Normal for Syrian refugees to want choice of housing, says parliamentary secretary
Arif Virani says they want to match what refugees are interested in to what's available
After an Ottawa settlement agency raised concerns about Syrian refugees turning down housing over its location, the parliamentary secretary for Canada's immigration minister says that's a normal request for immigrants.
Carl Nicholson, the executive director of the Catholic Centre for Immigrants, said Thursday that some government-sponsored refugees are turning down the housing options they're offered because they want to be closer to people they know, near mosques or away from areas where they've heard gang activity exists.
Nicholson said the requests are causing complications in the settlement process and are slowing down their efforts to resettle hundreds of people.

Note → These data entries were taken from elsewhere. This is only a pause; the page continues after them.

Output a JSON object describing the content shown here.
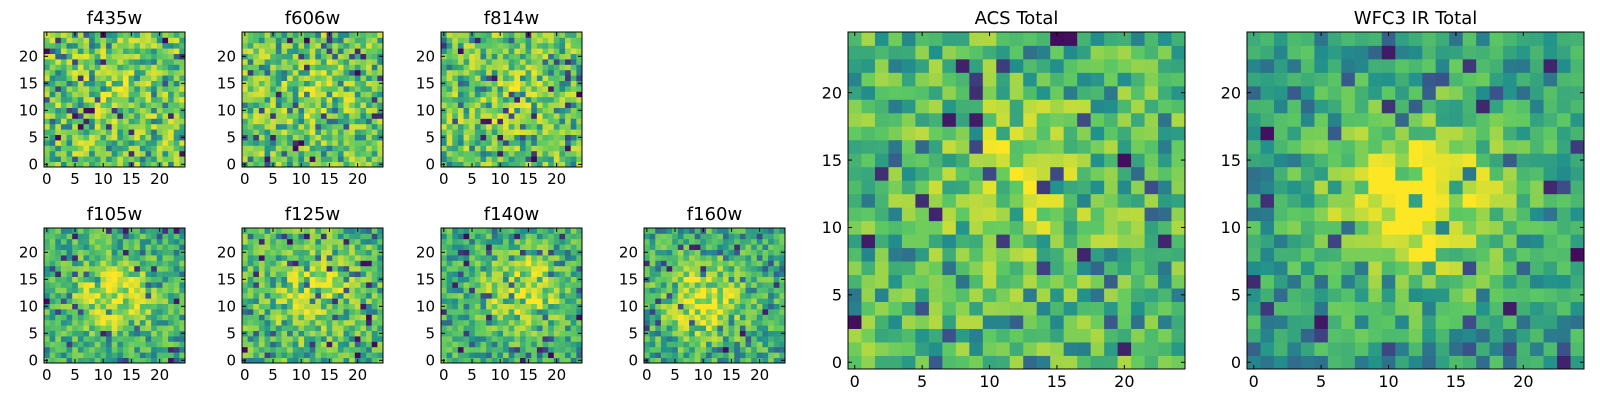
{
  "colormap": {
    "name": "viridis",
    "stops": [
      "#440154",
      "#3b528b",
      "#21918c",
      "#5ec962",
      "#fde725"
    ]
  },
  "chart_data": [
    {
      "type": "heatmap",
      "title": "f435w",
      "xlim": [
        -0.5,
        24.5
      ],
      "ylim": [
        -0.5,
        24.5
      ],
      "grid": false,
      "xticks": [
        {
          "value": 0,
          "label": "0"
        },
        {
          "value": 5,
          "label": "5"
        },
        {
          "value": 10,
          "label": "10"
        },
        {
          "value": 15,
          "label": "15"
        },
        {
          "value": 20,
          "label": "20"
        }
      ],
      "yticks": [
        {
          "value": 0,
          "label": "0"
        },
        {
          "value": 5,
          "label": "5"
        },
        {
          "value": 10,
          "label": "10"
        },
        {
          "value": 15,
          "label": "15"
        },
        {
          "value": 20,
          "label": "20"
        }
      ],
      "grid_size": [
        25,
        25
      ],
      "value_range": [
        0,
        1
      ],
      "seed": 11,
      "peak": {
        "x": 11,
        "y": 12,
        "sigma": 4,
        "strength": 0.05
      }
    },
    {
      "type": "heatmap",
      "title": "f606w",
      "xlim": [
        -0.5,
        24.5
      ],
      "ylim": [
        -0.5,
        24.5
      ],
      "grid": false,
      "xticks": [
        {
          "value": 0,
          "label": "0"
        },
        {
          "value": 5,
          "label": "5"
        },
        {
          "value": 10,
          "label": "10"
        },
        {
          "value": 15,
          "label": "15"
        },
        {
          "value": 20,
          "label": "20"
        }
      ],
      "yticks": [
        {
          "value": 0,
          "label": "0"
        },
        {
          "value": 5,
          "label": "5"
        },
        {
          "value": 10,
          "label": "10"
        },
        {
          "value": 15,
          "label": "15"
        },
        {
          "value": 20,
          "label": "20"
        }
      ],
      "grid_size": [
        25,
        25
      ],
      "value_range": [
        0,
        1
      ],
      "seed": 23,
      "peak": {
        "x": 12,
        "y": 12,
        "sigma": 4,
        "strength": 0.08
      }
    },
    {
      "type": "heatmap",
      "title": "f814w",
      "xlim": [
        -0.5,
        24.5
      ],
      "ylim": [
        -0.5,
        24.5
      ],
      "grid": false,
      "xticks": [
        {
          "value": 0,
          "label": "0"
        },
        {
          "value": 5,
          "label": "5"
        },
        {
          "value": 10,
          "label": "10"
        },
        {
          "value": 15,
          "label": "15"
        },
        {
          "value": 20,
          "label": "20"
        }
      ],
      "yticks": [
        {
          "value": 0,
          "label": "0"
        },
        {
          "value": 5,
          "label": "5"
        },
        {
          "value": 10,
          "label": "10"
        },
        {
          "value": 15,
          "label": "15"
        },
        {
          "value": 20,
          "label": "20"
        }
      ],
      "grid_size": [
        25,
        25
      ],
      "value_range": [
        0,
        1
      ],
      "seed": 37,
      "peak": {
        "x": 12,
        "y": 12,
        "sigma": 4,
        "strength": 0.08
      }
    },
    {
      "type": "heatmap",
      "title": "f105w",
      "xlim": [
        -0.5,
        24.5
      ],
      "ylim": [
        -0.5,
        24.5
      ],
      "grid": false,
      "xticks": [
        {
          "value": 0,
          "label": "0"
        },
        {
          "value": 5,
          "label": "5"
        },
        {
          "value": 10,
          "label": "10"
        },
        {
          "value": 15,
          "label": "15"
        },
        {
          "value": 20,
          "label": "20"
        }
      ],
      "yticks": [
        {
          "value": 0,
          "label": "0"
        },
        {
          "value": 5,
          "label": "5"
        },
        {
          "value": 10,
          "label": "10"
        },
        {
          "value": 15,
          "label": "15"
        },
        {
          "value": 20,
          "label": "20"
        }
      ],
      "grid_size": [
        25,
        25
      ],
      "value_range": [
        0,
        1
      ],
      "seed": 41,
      "peak": {
        "x": 12,
        "y": 12,
        "sigma": 5,
        "strength": 0.3
      }
    },
    {
      "type": "heatmap",
      "title": "f125w",
      "xlim": [
        -0.5,
        24.5
      ],
      "ylim": [
        -0.5,
        24.5
      ],
      "grid": false,
      "xticks": [
        {
          "value": 0,
          "label": "0"
        },
        {
          "value": 5,
          "label": "5"
        },
        {
          "value": 10,
          "label": "10"
        },
        {
          "value": 15,
          "label": "15"
        },
        {
          "value": 20,
          "label": "20"
        }
      ],
      "yticks": [
        {
          "value": 0,
          "label": "0"
        },
        {
          "value": 5,
          "label": "5"
        },
        {
          "value": 10,
          "label": "10"
        },
        {
          "value": 15,
          "label": "15"
        },
        {
          "value": 20,
          "label": "20"
        }
      ],
      "grid_size": [
        25,
        25
      ],
      "value_range": [
        0,
        1
      ],
      "seed": 53,
      "peak": {
        "x": 12,
        "y": 12,
        "sigma": 5,
        "strength": 0.2
      }
    },
    {
      "type": "heatmap",
      "title": "f140w",
      "xlim": [
        -0.5,
        24.5
      ],
      "ylim": [
        -0.5,
        24.5
      ],
      "grid": false,
      "xticks": [
        {
          "value": 0,
          "label": "0"
        },
        {
          "value": 5,
          "label": "5"
        },
        {
          "value": 10,
          "label": "10"
        },
        {
          "value": 15,
          "label": "15"
        },
        {
          "value": 20,
          "label": "20"
        }
      ],
      "yticks": [
        {
          "value": 0,
          "label": "0"
        },
        {
          "value": 5,
          "label": "5"
        },
        {
          "value": 10,
          "label": "10"
        },
        {
          "value": 15,
          "label": "15"
        },
        {
          "value": 20,
          "label": "20"
        }
      ],
      "grid_size": [
        25,
        25
      ],
      "value_range": [
        0,
        1
      ],
      "seed": 67,
      "peak": {
        "x": 14,
        "y": 13,
        "sigma": 5,
        "strength": 0.3
      }
    },
    {
      "type": "heatmap",
      "title": "f160w",
      "xlim": [
        -0.5,
        24.5
      ],
      "ylim": [
        -0.5,
        24.5
      ],
      "grid": false,
      "xticks": [
        {
          "value": 0,
          "label": "0"
        },
        {
          "value": 5,
          "label": "5"
        },
        {
          "value": 10,
          "label": "10"
        },
        {
          "value": 15,
          "label": "15"
        },
        {
          "value": 20,
          "label": "20"
        }
      ],
      "yticks": [
        {
          "value": 0,
          "label": "0"
        },
        {
          "value": 5,
          "label": "5"
        },
        {
          "value": 10,
          "label": "10"
        },
        {
          "value": 15,
          "label": "15"
        },
        {
          "value": 20,
          "label": "20"
        }
      ],
      "grid_size": [
        25,
        25
      ],
      "value_range": [
        0,
        1
      ],
      "seed": 79,
      "peak": {
        "x": 10,
        "y": 11,
        "sigma": 5,
        "strength": 0.3
      }
    },
    {
      "type": "heatmap",
      "title": "ACS Total",
      "xlim": [
        -0.5,
        24.5
      ],
      "ylim": [
        -0.5,
        24.5
      ],
      "grid": false,
      "xticks": [
        {
          "value": 0,
          "label": "0"
        },
        {
          "value": 5,
          "label": "5"
        },
        {
          "value": 10,
          "label": "10"
        },
        {
          "value": 15,
          "label": "15"
        },
        {
          "value": 20,
          "label": "20"
        }
      ],
      "yticks": [
        {
          "value": 0,
          "label": "0"
        },
        {
          "value": 5,
          "label": "5"
        },
        {
          "value": 10,
          "label": "10"
        },
        {
          "value": 15,
          "label": "15"
        },
        {
          "value": 20,
          "label": "20"
        }
      ],
      "grid_size": [
        25,
        25
      ],
      "value_range": [
        0,
        1
      ],
      "seed": 97,
      "peak": {
        "x": 12,
        "y": 13,
        "sigma": 4,
        "strength": 0.2
      }
    },
    {
      "type": "heatmap",
      "title": "WFC3 IR Total",
      "xlim": [
        -0.5,
        24.5
      ],
      "ylim": [
        -0.5,
        24.5
      ],
      "grid": false,
      "xticks": [
        {
          "value": 0,
          "label": "0"
        },
        {
          "value": 5,
          "label": "5"
        },
        {
          "value": 10,
          "label": "10"
        },
        {
          "value": 15,
          "label": "15"
        },
        {
          "value": 20,
          "label": "20"
        }
      ],
      "yticks": [
        {
          "value": 0,
          "label": "0"
        },
        {
          "value": 5,
          "label": "5"
        },
        {
          "value": 10,
          "label": "10"
        },
        {
          "value": 15,
          "label": "15"
        },
        {
          "value": 20,
          "label": "20"
        }
      ],
      "grid_size": [
        25,
        25
      ],
      "value_range": [
        0,
        1
      ],
      "seed": 131,
      "peak": {
        "x": 12,
        "y": 12,
        "sigma": 5,
        "strength": 0.45
      }
    }
  ]
}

- Some refugees turning down housing options in Ottawa, centre says
- Government-assisted refugee arrivals paused to deal with Ottawa housing shortage
On Friday, the parliamentary secretary to Minister of Immigration, Refugees and Citizenship John McCallum said this isn't a new dynamic.
"People wanting to be closer to a place of worship is indifferent from most other groups that would like to be close to people that might speak their language or practice the same religion as them," said Arif Virani, MP for Parkdale-High Park.
"That's normal. That's a historic feature of immigration patterns. We're rising to those challenges."
33 of 36 centres working well
Virani said settlement is working well in most communities.
"People are expressing their interest and it's constantly an issue about matching people's interest with what's available," he said.
"Obviously we want to make sure the flow of newcomers continues. And it is continuing, but it's also important for people [to] know that while we have experienced some hurdles in places like Toronto, Ottawa and Vancouver, there are 33 out of the 36 welcoming centres across this country that are receiving people adequately, settling them quickly and finding housing for them quickly."
Nicholson said Thursday that Ottawa settlement agencies are expecting 500 more refugees fleeing the lengthy civil war in Syria to arrive by the end of February, and those agencies don't see more affordable housing coming on the market.
In mid-January, the centre asked for and received a temporary slowdown on receiving new Syrian refugees because it had filled all 450 of its temporary housing spots.